Diyetisyen Elvan Odabaşı, Ramazan süresince özellikle geç saatlerde yemiş olduğumuz ve uzun süreli açlığın üzerine hızlı tüketmiş olduğumuz öğünlerin faturasının bağırsaklara çıktığını söyledi: “Kabızlık, şişkinlik gibi şikâyetler ortak sorun haline geliyor. Oysaki düzenli çalışan sindirim sistemi hem ruhsal hem de fiziksel konforumuz için oldukça önemli. Bu anlamda sindirim sistemimizin konforunu artırmak, iştah yönetimine destek olmak, karaciğerin yükünü azaltmak, kan şekerini dengede tutmak ve ruhsal anlamda süreci daha huzurlu geçirmek için dost bakteriler içeren probiyoktikler önerebiliriz.

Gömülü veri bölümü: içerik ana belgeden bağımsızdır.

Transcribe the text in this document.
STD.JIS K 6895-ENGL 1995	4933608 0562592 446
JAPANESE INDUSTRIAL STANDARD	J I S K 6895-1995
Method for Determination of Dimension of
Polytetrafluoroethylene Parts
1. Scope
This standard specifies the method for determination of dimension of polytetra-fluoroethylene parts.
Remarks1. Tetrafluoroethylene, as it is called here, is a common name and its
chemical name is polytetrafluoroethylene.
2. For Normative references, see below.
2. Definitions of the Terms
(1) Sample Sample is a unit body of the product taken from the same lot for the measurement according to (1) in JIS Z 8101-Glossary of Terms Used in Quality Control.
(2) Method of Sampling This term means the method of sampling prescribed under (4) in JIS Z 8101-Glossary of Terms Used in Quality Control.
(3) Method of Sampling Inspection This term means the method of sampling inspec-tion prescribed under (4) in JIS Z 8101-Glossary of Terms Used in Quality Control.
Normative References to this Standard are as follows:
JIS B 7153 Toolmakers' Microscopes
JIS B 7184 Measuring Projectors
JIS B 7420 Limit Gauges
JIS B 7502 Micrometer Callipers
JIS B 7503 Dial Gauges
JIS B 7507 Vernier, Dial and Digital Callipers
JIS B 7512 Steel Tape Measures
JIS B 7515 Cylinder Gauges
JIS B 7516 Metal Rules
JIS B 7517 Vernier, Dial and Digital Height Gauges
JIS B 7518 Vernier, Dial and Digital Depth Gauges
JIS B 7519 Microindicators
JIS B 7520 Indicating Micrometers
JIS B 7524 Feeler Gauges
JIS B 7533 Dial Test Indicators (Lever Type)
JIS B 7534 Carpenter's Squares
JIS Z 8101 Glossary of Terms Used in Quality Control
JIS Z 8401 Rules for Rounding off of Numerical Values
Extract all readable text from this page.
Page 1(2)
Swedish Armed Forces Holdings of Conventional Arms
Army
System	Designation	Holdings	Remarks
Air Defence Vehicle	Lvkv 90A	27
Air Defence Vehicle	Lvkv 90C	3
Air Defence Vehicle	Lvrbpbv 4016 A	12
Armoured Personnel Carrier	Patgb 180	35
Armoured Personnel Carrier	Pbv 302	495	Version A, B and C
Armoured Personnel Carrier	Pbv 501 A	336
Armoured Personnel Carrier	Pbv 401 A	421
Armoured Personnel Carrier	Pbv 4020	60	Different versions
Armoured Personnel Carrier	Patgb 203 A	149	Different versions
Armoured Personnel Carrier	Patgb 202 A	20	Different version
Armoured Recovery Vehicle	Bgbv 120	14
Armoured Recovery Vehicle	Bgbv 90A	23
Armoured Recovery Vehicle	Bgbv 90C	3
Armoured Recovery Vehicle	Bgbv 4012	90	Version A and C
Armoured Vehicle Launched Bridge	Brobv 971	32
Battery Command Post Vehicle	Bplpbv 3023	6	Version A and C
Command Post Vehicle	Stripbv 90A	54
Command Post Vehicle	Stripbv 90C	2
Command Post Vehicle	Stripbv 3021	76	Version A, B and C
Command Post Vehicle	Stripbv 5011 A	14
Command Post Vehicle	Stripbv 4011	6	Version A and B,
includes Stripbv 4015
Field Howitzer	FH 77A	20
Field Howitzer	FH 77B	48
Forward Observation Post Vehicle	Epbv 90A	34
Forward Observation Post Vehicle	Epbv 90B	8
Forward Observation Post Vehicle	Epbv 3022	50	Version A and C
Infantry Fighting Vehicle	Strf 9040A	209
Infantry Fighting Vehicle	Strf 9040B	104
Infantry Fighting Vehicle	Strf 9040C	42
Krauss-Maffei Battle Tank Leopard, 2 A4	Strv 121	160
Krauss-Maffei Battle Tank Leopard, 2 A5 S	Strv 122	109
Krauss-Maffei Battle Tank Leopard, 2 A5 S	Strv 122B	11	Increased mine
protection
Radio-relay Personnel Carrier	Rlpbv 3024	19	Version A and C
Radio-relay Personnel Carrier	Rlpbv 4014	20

Alınan probiyotiklerin de bağırsak ve sindirim sistemlerimizi destekleyebilmesi için bağırsaklara canlı olarak ulaşması çok önemlidir.”

Sahurda, iftar ve sonrasında yeme düzenimizin sağlıklı olması için Diyetisyen Elvan Odabaşı şu ipuçlarını paylaştı:

Sahurda;

  1. Uzun süre kan şekerimizi dengede tutacak karbonhidrat kaynaklarından yararlanılmalı. Tam taneli ekmek, bulgur, firik, karabuğday, tambuğday, siyez, makarna, karbonhidrat kaynağı besinlere öğünlerde mutlaka yer verilmeli.
  2. Sahur öğünü imsak vaktinden 30-40 dk önce yapılmalı ve imsak öğününden 5 dk önce hem sindirim sisteminin konforunu artıracak hem de tok kalım süresini destekleyecek bir içecek tüketilmeli.

Örnek tarif:

1 su bardağı light süt

1 toz şase probiyotik

2,5 çorba kaşığı yulaf ezmesi

60 g muz

1 çorba kaşığı kakao

  1. Sahur öğünü için kahvaltı alternatifinin değerlendirilmesi ve yumurtanın 36 saate kadar iştah yönetimi üzerindeki olumlu etkisinden faydalanılmalı.
  2. Sahur öğünü tüketildikten en erken 1 saat sonra yatılmalı.

İftar ve sonrasında;

  1. İftar öğünü 2’ye bölünerek tüketilmeli. Öğün başlangıcının çorba ile yapılıyor olması iştah yönetimi için önemli bir hamle olup çorba ve ramazan pidesi ile öğün planlanıp üzerine 15 dakikalık bir mola verilmeli.
  2. İftarın ikinci kısmında ise ana yemek olarak etli sebzeli, tavuklu sebzeli sulu yemek alternatifleri ve kurubaklagil alternatiflerine yer verilmeli. Tüketilen kırmızı et gramajı 120-150 gramı geçmemeli ve haftada 2 günden fazla tüketilmemeli.  Haftada 2 gün ise özellikle kurubaklagil tüketimine önem verilmeli.
  3. Tatlı tercihi ise sütlü, meyveli tatlılardan yana yapılmalı.
  4. Besin tüketimi saat 23.00’den sahur öğününe kadar sonlandırılmalı.
  5. İftar ve sahur öğünü arasında mutlaka uyunmalı. Özellikle 00:00-03:00 arasındaki uyku gün içerisinde kan şekerinizin dengede kalmasına yardımcı olacak ve öğünlerde iştah yönetimi konusunda yardımcı olacak.